James Isham Gilbert (1823–1884) was a Union general during the American Civil War. He served with distinction in the Western theaters of the war as a regimental and brigade commander.

==Biography==

===Early life===
James Gilbert was born in Louisville, Kentucky, on July 16, 1823. He moved to Illinois and then to Wisconsin where he worked as a lumberman, Indian trader and liveryman. He finally settled in Iowa in 1851 where he helped found the town of Lansing.

===Little Rock & Meridian===
Gilbert joined the volunteer army later than many of his contemporaries, enlisting in October 1862. Nevertheless, he was appointed colonel of the 27th Iowa Volunteer Infantry Regiment on October 3, 1862. Gilbert's regiment participated in Frederick Steele's Little Rock Expedition but was not involved in any fighting. He was posted to garrison duty in Arkansas and then transferred to Mississippi where his regiment was attached to Andrew J. Smith's division in the XVI Corps during the Meridian expedition.

===Red River & Tupelo===
Gilbert and a detachment of the XVI Corps (known as the Right Wing-XVI Corps commanded by Smith) were transferred to the Department of the Gulf under Nathaniel P. Banks for the Red River Campaign. Gilbert won the commendation of his brigade commander, Colonel William T. Shaw, for his performance at the battles of Fort DeRussy and Pleasant Hill. At Pleasant Hill, Gilbert was wounded in the right hand.

In June, 1864 Gilbert assumed command of the 2nd Brigade, 3rd Division, XVI Corps and led it at the battle of Tupelo. He briefly relinquished brigade command in late September but returned to command to take part in A.J. Smith's pursuit of Sterling Price through Missouri.

===Nashville & Mobile===
On December 5, 1864, Gilbert was transferred to command of the 2nd Brigade, 2nd Division in Smith's detachment of the Army of the Tennessee (formerly XVI Corps) at the battle of Nashville. There, Gilbert's brigade took part in the Union assault on Shy's Hill the second day of the battle.
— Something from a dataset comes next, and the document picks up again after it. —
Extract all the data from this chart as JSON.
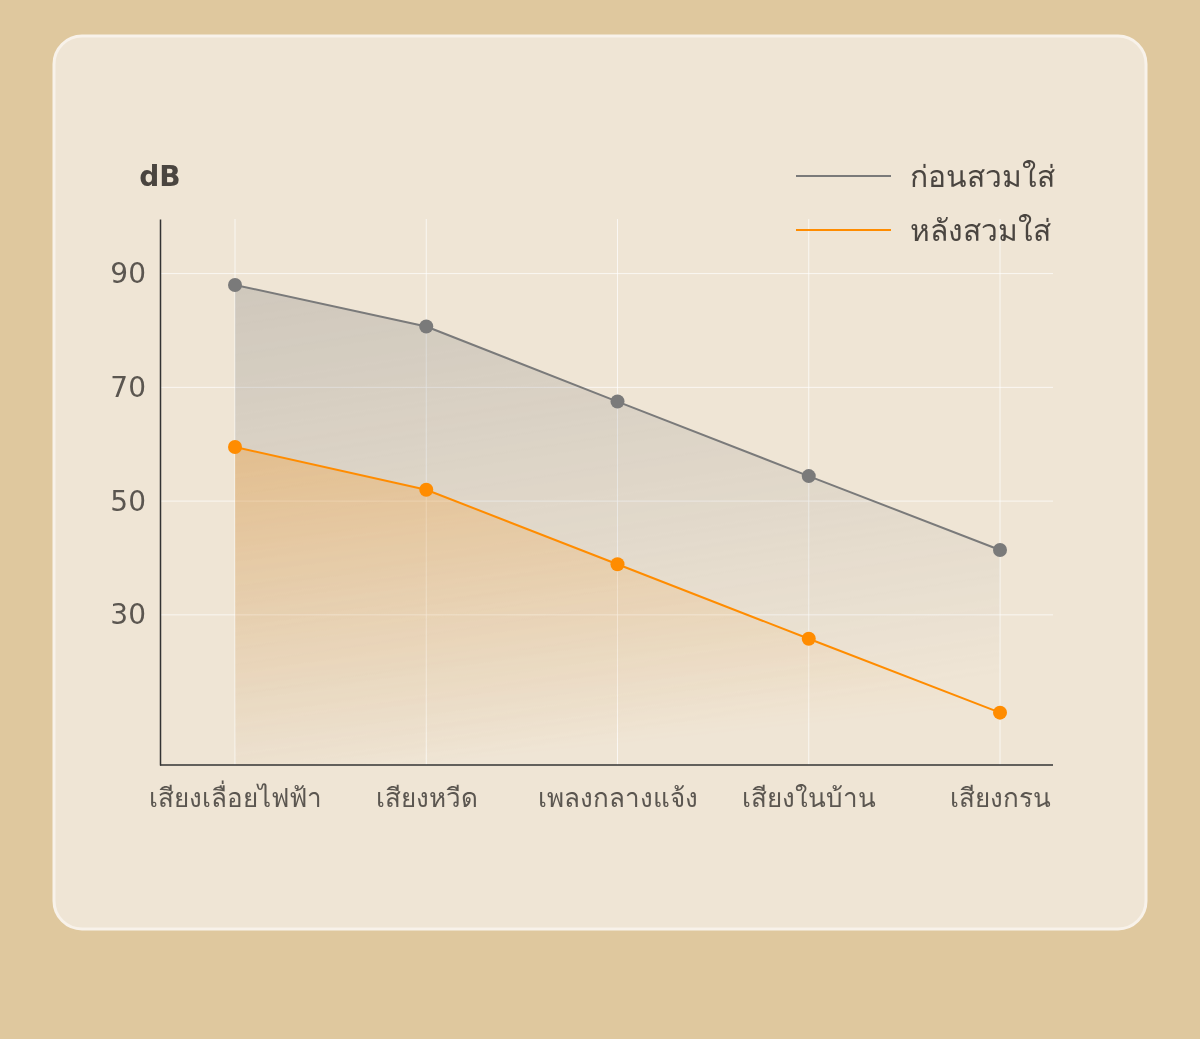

On February 9, 1865, Gilbert was promoted to brigadier general of U.S. volunteers. Smith's corps was officially re-designated XVI Corps and transferred to Edward Canby's Army of West Mississippi outside Mobile, Alabama. Gilbert continued in command of his brigade and took part in the battle of Fort Blakeley. For his service in the Mobile campaign he was brevetted to Major General of U.S. volunteers backdated to March 26, 1865. Gilbert was mustered out of volunteers on August 24, 1865.

===Later life===
After the war Gilbert returned to Iowa and continued his career as a lumberman. For a time he went to Colorado as a miner then moved to Kansas to become president of the Topeka Coal Economizing Company.

General Gilbert died on February 9, 1884, in Topeka, Kansas. He is buried at Aspen Grove Cemetery in Burlington, Iowa.